Kuşlar, 155 milyon yıl önce, doğrudan Mesozoyik çağın tam ortasında, küçük dinozorlardan evrimleşmişlerdir. Bu göreceli olarak yakın zamanda oluşturulan bilimsel fikir birliğidir - on yıllardır kuşların erken evrimsel tarihi bilinmemektedir ve oldukça tartışmalı bir konudur. Kuşların evrimsel tarihinin dinozorlarla başladığı fikri, Darwin'in adanmışı Thomas Henry Huxley tarafından, 1859'da Türlerin Kökeni'nin yayınlanmasından kısa bir süre sonra önerildi, ancak evrimsel biyoloji ve karşılaştırmalı anatominin 1960'lara kadar teyit edilmedi. ilişki lehine bol miktarda kanıt sağlama noktasına kadar ilerledi.

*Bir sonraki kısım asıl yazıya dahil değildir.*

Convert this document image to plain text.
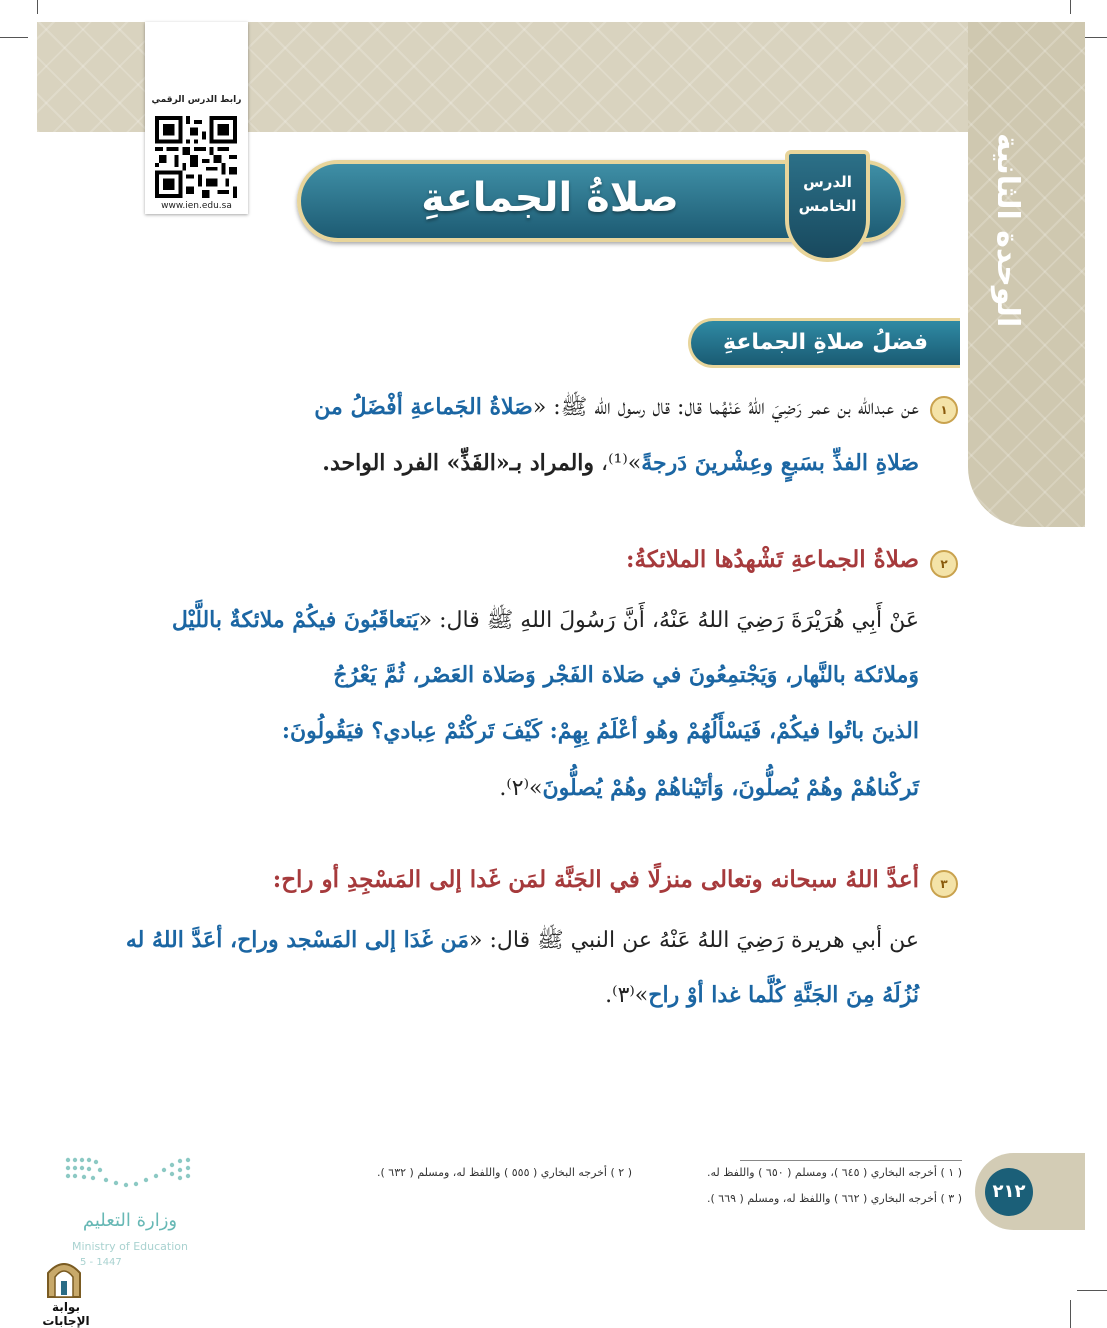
الوحدة الثانية
رابط الدرس الرقمي
www.ien.edu.sa	صلاةُ الجماعةِ	الدرس
الخامس
فضلُ صلاةِ الجماعةِ
١
عن عبدالله بن عمر رَضِيَ اللهُ عَنْهُما قال: قال رسول الله ﷺ: «صَلاةُ الجَماعةِ أفْضَلُ من
صَلاةِ الفذِّ بسَبعٍ وعِشْرينَ دَرجةً»⁽¹⁾، والمراد بـ«الفَذِّ» الفرد الواحد.
٢
صلاةُ الجماعةِ تَشْهدُها الملائكةُ:
عَنْ أَبِي هُرَيْرَةَ رَضِيَ اللهُ عَنْهُ، أَنَّ رَسُولَ اللهِ ﷺ قال: «يَتعاقَبُونَ فيكُمْ ملائكةٌ باللَّيْل
وَملائكة بالنَّهار، وَيَجْتمِعُونَ في صَلاة الفَجْر وَصَلاة العَصْر، ثُمَّ يَعْرُجُ
الذينَ باتُوا فيكُمْ، فَيَسْأَلُهُمْ وهُو أعْلَمُ بِهِمْ: كَيْفَ تَركْتُمْ عِبادي؟ فيَقُولُونَ:
تَركْناهُمْ وهُمْ يُصلُّونَ، وَأتَيْناهُمْ وهُمْ يُصلُّونَ»⁽٢⁾.
٣
أعدَّ اللهُ سبحانه وتعالى منزلًا في الجَنَّة لمَن غَدا إلى المَسْجِدِ أو راح:
عن أبي هريرة رَضِيَ اللهُ عَنْهُ عن النبي ﷺ قال: «مَن غَدَا إلى المَسْجد وراح، أعَدَّ اللهُ له
نُزُلَهُ مِنَ الجَنَّةِ كُلَّما غدا أوْ راح»⁽٣⁾.
( ١ ) أخرجه البخاري ( ٦٤٥ )، ومسلم ( ٦٥٠ ) واللفظ له.
( ٢ ) أخرجه البخاري ( ٥٥٥ ) واللفظ له، ومسلم ( ٦٣٢ ).
( ٣ ) أخرجه البخاري ( ٦٦٢ ) واللفظ له، ومسلم ( ٦٦٩ ).	٢١٢
وزارة التعليم
Ministry of Education
5 - 1447
بوابة الإجابات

Kuşların evrimsel tarihi tüylü dinozorlara dayanıyor, bilmediğimiz hayvanlar 1990'lı yıllarda Çin'de bir dizi önemli bulunana kadar var oldu. Anlaşılan, bazı dinozorların tüyleri o kadar uzadı ki onları kayma ve sonunda uçma için kullanabildiler. Bu, günümüz kuşlarının yönünde bir dizi evrimsel değişime yol açtı - içi boş kemikler, daha yüksek metabolik hız, gagalar, vb. memeliler uzak atalarımız olan soğukkanlı sinapslardan evrimleşince de olan bir şey.

Dinozorlar ve kuşlar arasında evrimsel bir bağlantıyı gösteren en ünlü fosil, orta Mesozoik'te yaşayan bir dinozor kuşu olan Archaeopteryx'tir . Dinozorlar ve kuşlar arasında orta olan sayısız özellik içerir. Tüyleri, geniş kanatları ve uçabilme kabiliyetine sahip olmasına rağmen, anatomisinin çoğunda küçük dişler, uzun, kemikli kuyruğu ve pençeli tırnaklar gibi theropod dinozorları ile daha fazla ortak nokta vardı.

Kuşların evrimsel tarihi, ana yırtıcı hayvanların ve kuşların, dinozorların ve pterosaurların (uçan sürüngenlerin) rakiplerinin neslinin tükenmesi ve gökyüzünün açık kalmasıyla yeni bir başlangıç ​​yaşadı. Bugün kuşlar, kedigiller ve insanlar gibi etçil ya da omnivor memeliler için önemli bir besin kaynağıdır.